Sunday, October 17, 2010

Goodbye North Carolina, Hello Colorado!

After almost 8 weeks of packing, cleaning, making arrangements and pulling hair, we were finally ready to get in the van and head west to Colorado. I had seen Mr. LH only once since mid-August (that was for his one whirlwind trip out for our daughter's birthday) and here is was almost mid-October!

I guess that's what can happen in today's economy. One day, the future is looking bright and everything is running smoothly. Then BAM! Your company announces it's shutting down and and your whole world is turned upside-down. At least that's what happened to us. Mr. LH had been finishing grad school while I kept the bills paid. I loved my job. I loved the people I worked with. We had all the kids in great schools and Elder Boy, our oldest, was getting ready to start his senior year in high school. Our bills were getting paid off. We had a beautiful home on 3 acres that we were slowly fixing up as finances allowed. Everything changed in June 2010.

Once the company closed, I found myself collecting unemployment and realizing how few jobs there were for me in the area. Luckily, Mr. LH had just received his Masters degree in May and was able to scour the country looking for a teaching gig. He was actually able to land his dream job in Denver, Colorado. However, he had one week to move out before the position started. That left me with our 3 children (who were just starting the school year) to pack up everything and get the house on the market.

As one can imagine, there was some tension from the kids about having to leave their friends behind. Our youngest, The Girl, who just turned 7 years old, was actually the most excited about the trip. She was sure she would be able to have a ferret once we arrived and nothing could convince her otherwise. She spent weeks asking if Daddy had found us a house with a fenced in yard (forget trying to explain that a ferret shouldn't be outside in the middle of a Colorado winter).

The Boy, our shy 10-year old son, was reluctant to leave his comfortable routine.
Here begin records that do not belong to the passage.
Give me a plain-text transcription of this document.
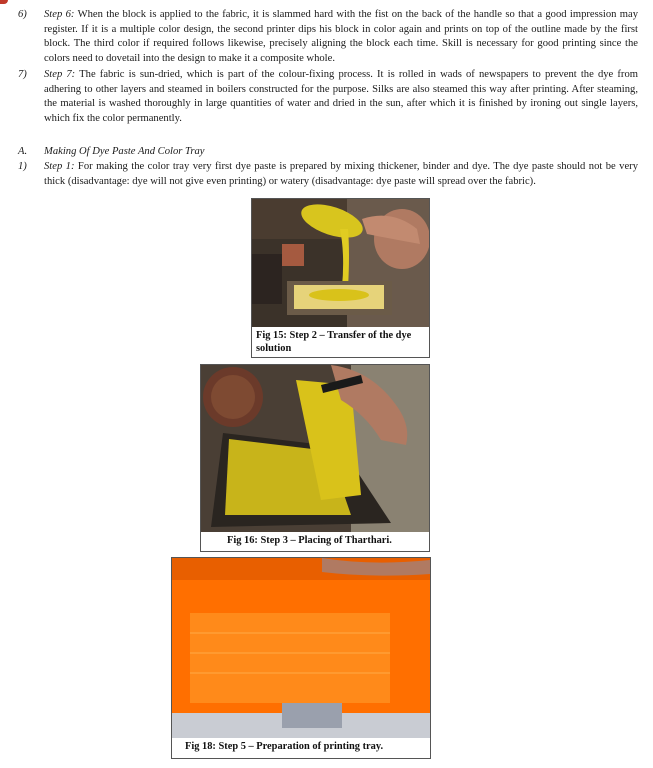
6)	Step 6: When the block is applied to the fabric, it is slammed hard with the fist on the back of the handle so that a good impression may register. If it is a multiple color design, the second printer dips his block in color again and prints on top of the outline made by the first block. The third color if required follows likewise, precisely aligning the block each time. Skill is necessary for good printing since the colors need to dovetail into the design to make it a composite whole.
7)	Step 7: The fabric is sun-dried, which is part of the colour-fixing process. It is rolled in wads of newspapers to prevent the dye from adhering to other layers and steamed in boilers constructed for the purpose. Silks are also steamed this way after printing. After steaming, the material is washed thoroughly in large quantities of water and dried in the sun, after which it is finished by ironing out single layers, which fix the color permanently.
A. Making Of Dye Paste And Color Tray
1)	Step 1: For making the color tray very first dye paste is prepared by mixing thickener, binder and dye. The dye paste should not be very thick (disadvantage: dye will not give even printing) or watery (disadvantage: dye paste will spread over the fabric).
Fig 15: Step 2 – Transfer of the dye solution
Fig 16: Step 3 – Placing of Tharthari.
Fig 18: Step 5 – Preparation of printing tray.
It was his last year in Elementary school and his last year in cub scouts. Earning his Arrow of Light award looked like it would be even harder to accomplish if a big cross-country move interrupted things. The prospect of exploring the Rocky Mountains seemed to intrigue him, though. As did the possibility of having fewer pesky mosquitoes around.

The hardest to convince was Elder Boy. I remember being a senior in high school and looking at the possibility of moving out of state. I did NOT take it well. Just the thought of leaving behind the world I had built around myself was scary and I didn't even want to entertain the idea. Thankfully, I didn't have to move back then but I still understood what I was putting my son through.

So here we were, saying goodbye to a state I had called home for 30 years of my life, family that lived just a short drive away, close friends who had been with me for about as long as I had lived in the state and others whom I had grown to cherish in far less time, and a house I loved and put much time and effort into making into a home for all of us. I didn't mind starting over too much. It was the people and the sights and the smells I didn't want to forget.

I felt an incredible amount of sorrow at leaving all my flowers behind; My hydrangea I planted at seasons end that proved to get bigger and more beautiful with each passing year. The irises given to us by one of Mr. LH's high school students. The peonies I babied from the moment I placed them in the ground. The dozens of azalea bushes, astilbes, and the huge, leafy hostas. When Spring and Summer came, everything would burst into bloom and color the entire yard.

Even though I knew I would miss all of this, I was excited (and practically in a rush) about moving to Colorado. I missed Mr. LH and I wanted to get everyone settled as quickly as possible. My birthday was coming up, as was Halloween and I didn't want to spend either surrounded by boxes in an otherwise empty house or driving across the country packed like sardines in the van. So we were to a new place to experience a different culture, new foods, new people, new begin a new life.